A sunday afternoon ramble through the underbrush, nettles and thorns,
where ideas lay dormant, nestled in for winter, hibernating against the
cold. He had left the path to forge his own way.
He wasn't sure what to write about any more. There were so many things he
had become unsure about. Now this. He had lost his way.
Here's the reality: he was tired. And indecisive, vascillating between an
ideal of what his life ought to be and trying in vain to find a voice that
was authentic. All decisions originating from within himself seemed arbitrary,
thus incapable of commanding his complete and undivided allegiance. The
result: a paralysis of will, an inability to mobilize his powers, to consolidate
the resources of his mind, heart, soul, experience, training.
He was wounded, with a wound he knew incurable.
In an upstairs room, sitting in the dilapidated cushioned chair which he
had obtained at a flea market for fifty cents, he organized his thoughts
and prepared to scratch out the story of his life, a suicide note.
--R.A.G.
I was stunned, for this writer, this writer who had lost his way, who
had been wounded with an incurable wound, who was once confident but now
confused... this writer was me. Inside I trembled, though I concealed it
from my hostess.
"Do you have more?" I asked.
She looked as if she were about to break down. Her cheeks were red, eyes
averted.
"I'm having trouble putting this all together," I said. "For
years your husband stored his brother's manuscipts in his attic. Then one
day he decides to burn everything. Did he ever say why?"

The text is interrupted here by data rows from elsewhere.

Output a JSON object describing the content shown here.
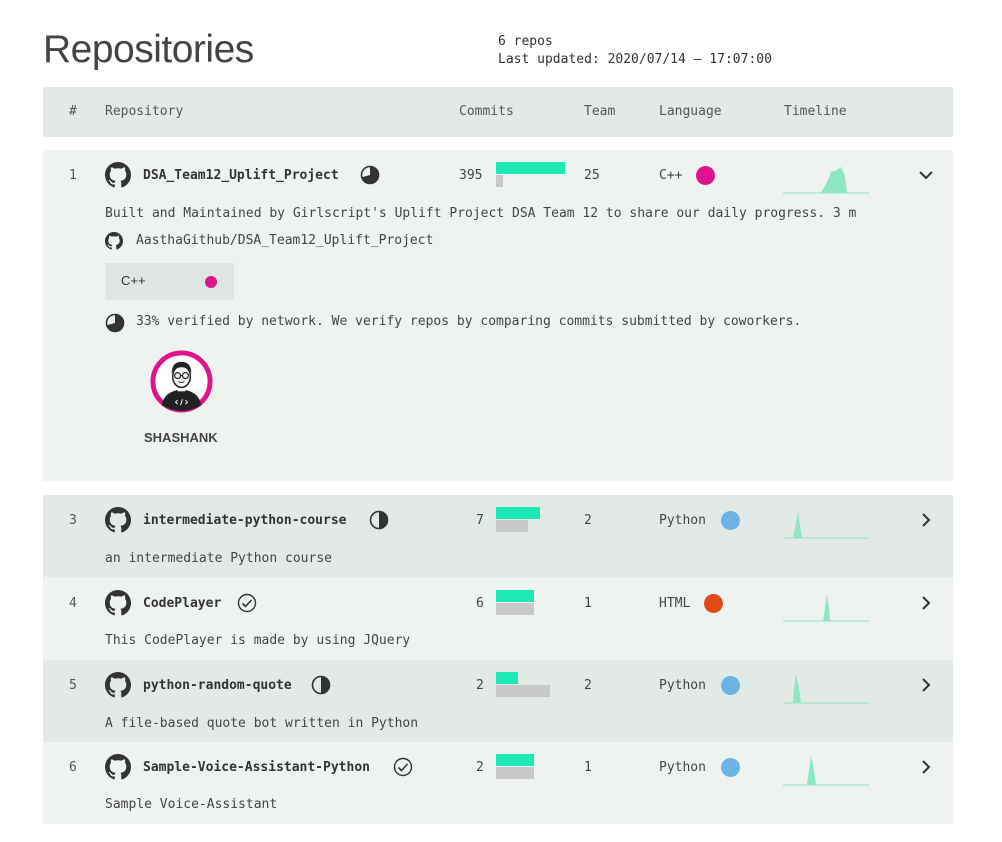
{
  "page": {
    "title": "Repositories",
    "repo_count": "6 repos",
    "last_updated": "Last updated: 2020/07/14 – 17:07:00"
  },
  "columns": {
    "num": "#",
    "repository": "Repository",
    "commits": "Commits",
    "team": "Team",
    "language": "Language",
    "timeline": "Timeline"
  },
  "colors": {
    "cpp": "#e0148a",
    "python": "#6ab4e6",
    "html": "#e24a13",
    "commit_bar": "#1de9b6",
    "team_bar": "#c8c8c8",
    "timeline_fill": "#8de6c4",
    "contributor_ring": "#e0148a"
  },
  "repos": [
    {
      "num": "1",
      "name": "DSA_Team12_Uplift_Project",
      "status_icon": "partial-verified-icon",
      "commits": "395",
      "commits_share": 1.0,
      "team": "25",
      "team_share": 0.1,
      "language": "C++",
      "description": "Built and Maintained by Girlscript's Uplift Project DSA Team 12  to share our daily progress. 3 m",
      "full_name": "AasthaGithub/DSA_Team12_Uplift_Project",
      "language_chip": "C++",
      "verified_text": "33% verified by network. We verify repos by comparing commits submitted by coworkers.",
      "contributor": "SHASHANK",
      "expanded": true
    },
    {
      "num": "3",
      "name": "intermediate-python-course",
      "status_icon": "half-verified-icon",
      "commits": "7",
      "commits_share": 0.8,
      "team": "2",
      "team_share": 0.6,
      "language": "Python",
      "description": "an intermediate Python course"
    },
    {
      "num": "4",
      "name": "CodePlayer",
      "status_icon": "check-circle-icon",
      "commits": "6",
      "commits_share": 0.7,
      "team": "1",
      "team_share": 0.7,
      "language": "HTML",
      "description": "This CodePlayer is made by  using JQuery"
    },
    {
      "num": "5",
      "name": "python-random-quote",
      "status_icon": "half-verified-icon",
      "commits": "2",
      "commits_share": 0.4,
      "team": "2",
      "team_share": 1.0,
      "language": "Python",
      "description": "A file-based quote bot written in Python"
    },
    {
      "num": "6",
      "name": "Sample-Voice-Assistant-Python",
      "status_icon": "check-circle-icon",
      "commits": "2",
      "commits_share": 0.7,
      "team": "1",
      "team_share": 0.7,
      "language": "Python",
      "description": "Sample Voice-Assistant"
    }
  ]
}
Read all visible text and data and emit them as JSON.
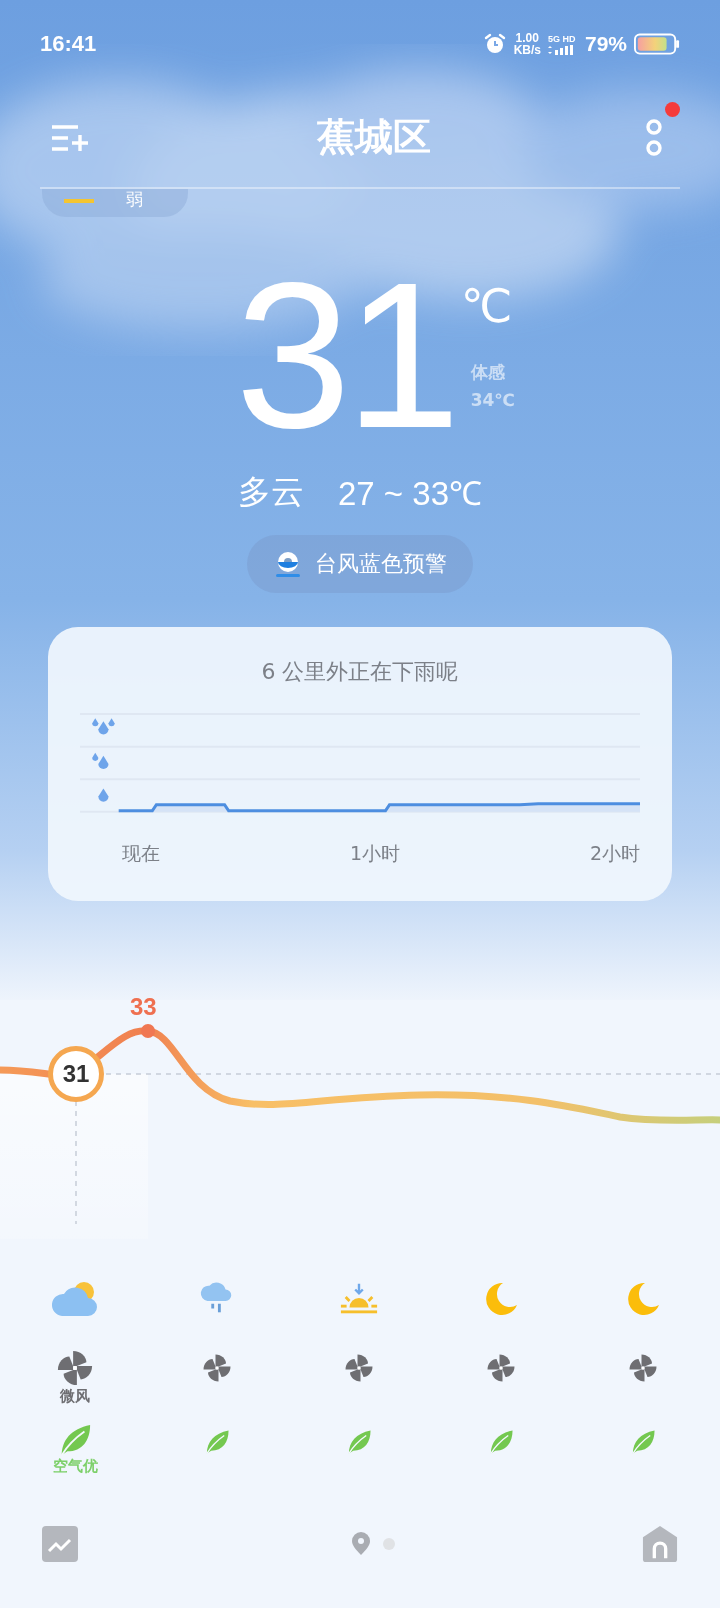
{
  "status_bar": {
    "time": "16:41",
    "net_speed": "1.00",
    "net_unit": "KB/s",
    "network": "5G",
    "hd": "HD",
    "battery": "79%"
  },
  "header": {
    "title": "蕉城区",
    "notification_dot": true
  },
  "uv_pill": {
    "value": "弱"
  },
  "current": {
    "temperature": "31",
    "unit": "℃",
    "feels_label": "体感",
    "feels_value": "34℃",
    "condition": "多云",
    "range": "27 ~ 33℃"
  },
  "alert": {
    "text": "台风蓝色预警"
  },
  "rain_card": {
    "title": "6 公里外正在下雨呢",
    "time_labels": [
      "现在",
      "1小时",
      "2小时"
    ]
  },
  "temp_curve": {
    "current": "31",
    "peak": "33"
  },
  "hours": [
    {
      "kind": "cloudy_sun",
      "wind": "微风",
      "air": "空气优"
    },
    {
      "kind": "rain"
    },
    {
      "kind": "sunset"
    },
    {
      "kind": "moon"
    },
    {
      "kind": "moon"
    }
  ],
  "pager": [
    {
      "kind": "location",
      "selected": true
    },
    {
      "kind": "dot",
      "selected": false
    }
  ]
}
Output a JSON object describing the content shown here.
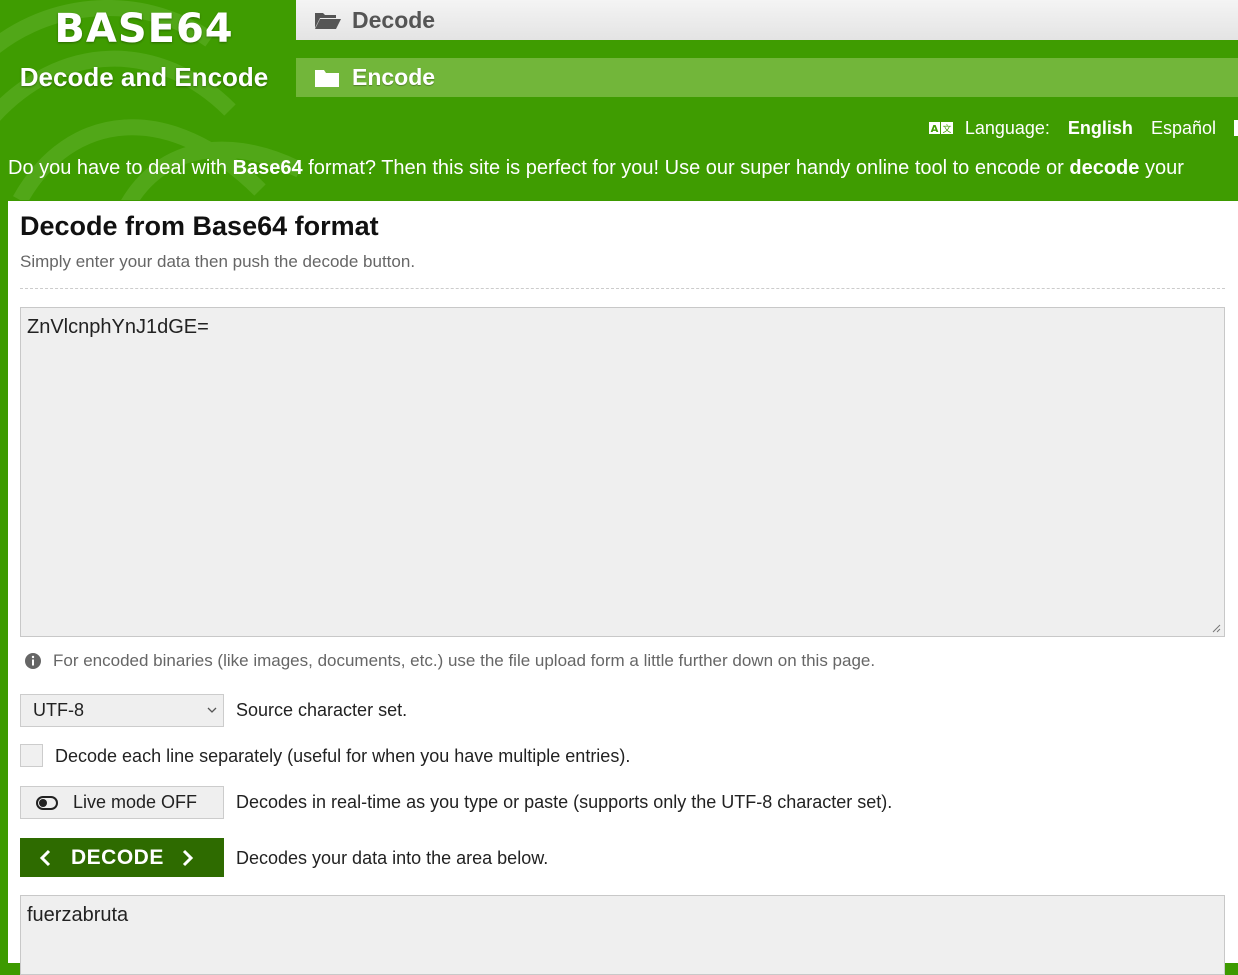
{
  "logo": {
    "title": "BASE64",
    "subtitle": "Decode and Encode"
  },
  "nav": {
    "items": [
      {
        "label": "Decode",
        "icon": "folder-open-icon"
      },
      {
        "label": "Encode",
        "icon": "folder-icon"
      }
    ]
  },
  "language": {
    "label": "Language:",
    "options": [
      "English",
      "Español"
    ],
    "selected": "English"
  },
  "intro": {
    "part1": "Do you have to deal with ",
    "bold1": "Base64",
    "part2": " format? Then this site is perfect for you! Use our super handy online tool to encode or ",
    "bold2": "decode",
    "part3": " your"
  },
  "panel": {
    "title": "Decode from Base64 format",
    "subtitle": "Simply enter your data then push the decode button.",
    "input_value": "ZnVlcnphYnJ1dGE=",
    "hint": "For encoded binaries (like images, documents, etc.) use the file upload form a little further down on this page.",
    "charset": {
      "value": "UTF-8",
      "description": "Source character set."
    },
    "line_option": {
      "label": "Decode each line separately (useful for when you have multiple entries).",
      "checked": false
    },
    "live_mode": {
      "label": "Live mode OFF",
      "description": "Decodes in real-time as you type or paste (supports only the UTF-8 character set)."
    },
    "decode_button": {
      "label": "DECODE",
      "description": "Decodes your data into the area below."
    },
    "output_value": "fuerzabruta"
  },
  "colors": {
    "brand_green": "#3f9c01",
    "button_dark_green": "#2e6b00",
    "nav_light_green": "#72b63a"
  }
}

"He only said that it was 'God's will' and that he didn't want to talk
about it."
"Was this like, say, a week after Richard died?"
She shook her head.
"A month?"
She continued shaking her head.
"A year? Or when?"
When she didn't make any reply there was a long pause in our conversation
which, though awkward, gave each of us a few moments to reflect. As I studied
her pale grey eyes I could only guess where her thoughts were escorting
her. The ticking clock on the mantle seemed to stress that I had overstayed
my welcome, nevertheless I did need to ask about one more thing.
"Would you mind if I asked how Richard died?"
"It was really terrible. He died in a fire."
"I thought it was a suicide."
"Yes, he set himself on fire in his bed."
"Sounds like an awful way to choose to die. How did they know it wasn't
accidental."
"Oh yes, that's exactly what they thought until Greg got the letter."
"So there was a suicide note?"
"It was mailed the morning of the day he died."
"You're sure of that? And you're sure it was his handwriting."
"Definitely. He had a very distincitive way of making his letters,
all full and round. His penmanship was like a work of art, like calligraphy.
His whole life was that way, actually."
"Do you remember what it said?"
"Something like, 'When you read this I'll be gone.'"
"You sound as if you almost liked him."
She did not reply and I could tell she cared about him very deeply.
"How often did you see him?"
She didn't answer again.
"Do you still have his last letter?" It seemed a stupid question
as soon as I said it. Her husband had burned everything else the guy had
written.
The story fragment was lying on the table and I selfishly wanted to ask
if I could have it. Instead I pulled two dollars from my wallet and set
them on the table. "Can you photocopy this for me?" Then I scribbled
my address on a piece of paper. "Mail it to this address."
She nodded, as if this wouldn't be a problem.
"Oh, did you know his friend Gary Spencer?"
"His name was mentioned a few times. A writer friend, I believe."
"I'm trying to find him. Someone said he joined a monastery. You wouldn't
have any idea where, would you?"
I left feeling pretty much like I'd come to a dead end and feeling sad in
myself for these two brothers. Still, the blue sky and brightness of the
sun lifted me up a bit as I returned north to my home. Though my thoughts
were strange and all over the place, they continually returned to a single
notion: to now find, if it were possible, Gary Spencer.